# corner box handle wanted



## spacklinfool (Sep 23, 2011)

Does anyone have an extra corner box handle laying around they want to sell or donate?? send me an im..thanks..


----------



## Bazooka-Joe (Dec 31, 2010)

spacklinfool said:


> Does anyone have an extra corner box handle laying around they want to sell or donate?? send me an im..thanks..


you kidding take box to hardware shop with angle from flusher pole 

1, buy pole

2. go to pipe isle put fingers on pipe bender

3. bend pipe

send a charitable donation to Bazooka Joe and the 2buck advise online club


----------



## P.A. ROCKER (Jul 15, 2011)

I'd send you one if I had a spare.
Wilco has brand spanking new handles for $23.

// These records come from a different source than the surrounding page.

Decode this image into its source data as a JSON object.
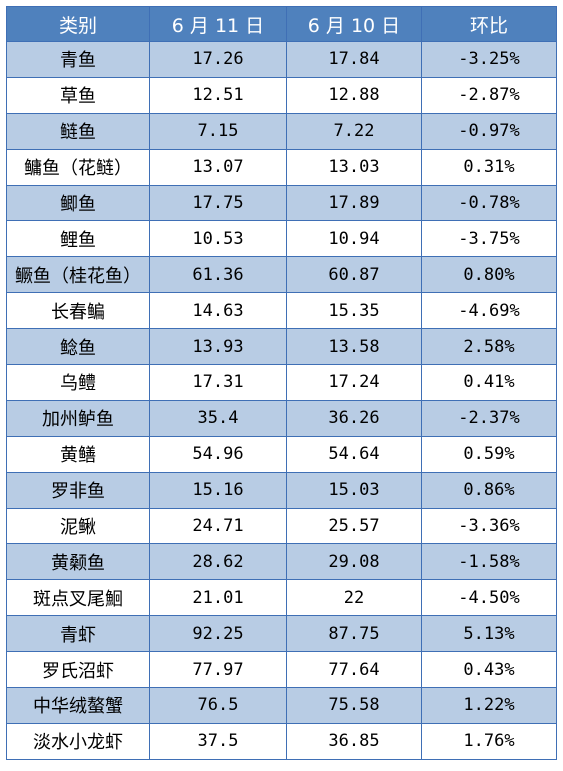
{
  "table": {
    "headers": [
      "类别",
      "6 月 11 日",
      "6 月 10 日",
      "环比"
    ],
    "rows": [
      {
        "name": "青鱼",
        "jun11": "17.26",
        "jun10": "17.84",
        "change": "-3.25%"
      },
      {
        "name": "草鱼",
        "jun11": "12.51",
        "jun10": "12.88",
        "change": "-2.87%"
      },
      {
        "name": "鲢鱼",
        "jun11": "7.15",
        "jun10": "7.22",
        "change": "-0.97%"
      },
      {
        "name": "鳙鱼（花鲢）",
        "jun11": "13.07",
        "jun10": "13.03",
        "change": "0.31%"
      },
      {
        "name": "鲫鱼",
        "jun11": "17.75",
        "jun10": "17.89",
        "change": "-0.78%"
      },
      {
        "name": "鲤鱼",
        "jun11": "10.53",
        "jun10": "10.94",
        "change": "-3.75%"
      },
      {
        "name": "鳜鱼（桂花鱼）",
        "jun11": "61.36",
        "jun10": "60.87",
        "change": "0.80%"
      },
      {
        "name": "长春鳊",
        "jun11": "14.63",
        "jun10": "15.35",
        "change": "-4.69%"
      },
      {
        "name": "鲶鱼",
        "jun11": "13.93",
        "jun10": "13.58",
        "change": "2.58%"
      },
      {
        "name": "乌鳢",
        "jun11": "17.31",
        "jun10": "17.24",
        "change": "0.41%"
      },
      {
        "name": "加州鲈鱼",
        "jun11": "35.4",
        "jun10": "36.26",
        "change": "-2.37%"
      },
      {
        "name": "黄鳝",
        "jun11": "54.96",
        "jun10": "54.64",
        "change": "0.59%"
      },
      {
        "name": "罗非鱼",
        "jun11": "15.16",
        "jun10": "15.03",
        "change": "0.86%"
      },
      {
        "name": "泥鳅",
        "jun11": "24.71",
        "jun10": "25.57",
        "change": "-3.36%"
      },
      {
        "name": "黄颡鱼",
        "jun11": "28.62",
        "jun10": "29.08",
        "change": "-1.58%"
      },
      {
        "name": "斑点叉尾鮰",
        "jun11": "21.01",
        "jun10": "22",
        "change": "-4.50%"
      },
      {
        "name": "青虾",
        "jun11": "92.25",
        "jun10": "87.75",
        "change": "5.13%"
      },
      {
        "name": "罗氏沼虾",
        "jun11": "77.97",
        "jun10": "77.64",
        "change": "0.43%"
      },
      {
        "name": "中华绒螯蟹",
        "jun11": "76.5",
        "jun10": "75.58",
        "change": "1.22%"
      },
      {
        "name": "淡水小龙虾",
        "jun11": "37.5",
        "jun10": "36.85",
        "change": "1.76%"
      }
    ]
  },
  "colors": {
    "header_bg": "#4f81bd",
    "stripe_bg": "#b8cce4",
    "border": "#3f6fb5"
  }
}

http://eastcoastdrywall.com/product...id=36&osCsid=995703514edcc11d90f96097a52f4ba1


----------



## spacklinfool (Sep 23, 2011)

P.A. ROCKER said:


> I'd send you one if I had a spare.
> Wilco has brand spanking new handles for $23.
> 
> http://eastcoastdrywall.com/product...id=36&osCsid=995703514edcc11d90f96097a52f4ba1


that has a ball at the end for the head only, I need one for the corner box..angled and all..


----------



## P.A. ROCKER (Jul 15, 2011)

spacklinfool said:


> that has a ball at the end for the head only, I need one for the corner box..angled and all..


Dude, are you kidding me. They attached the wrong pic. 
The skimmer pole costs $47. 
Call them or pay $55 on AllWall:bangin:
I'm the smiley with the hammer. You're the one with the eye twitch.


----------



## gazman (Apr 29, 2011)

Thats funny.:thumbsup:


----------



## Bazooka-Joe (Dec 31, 2010)




----------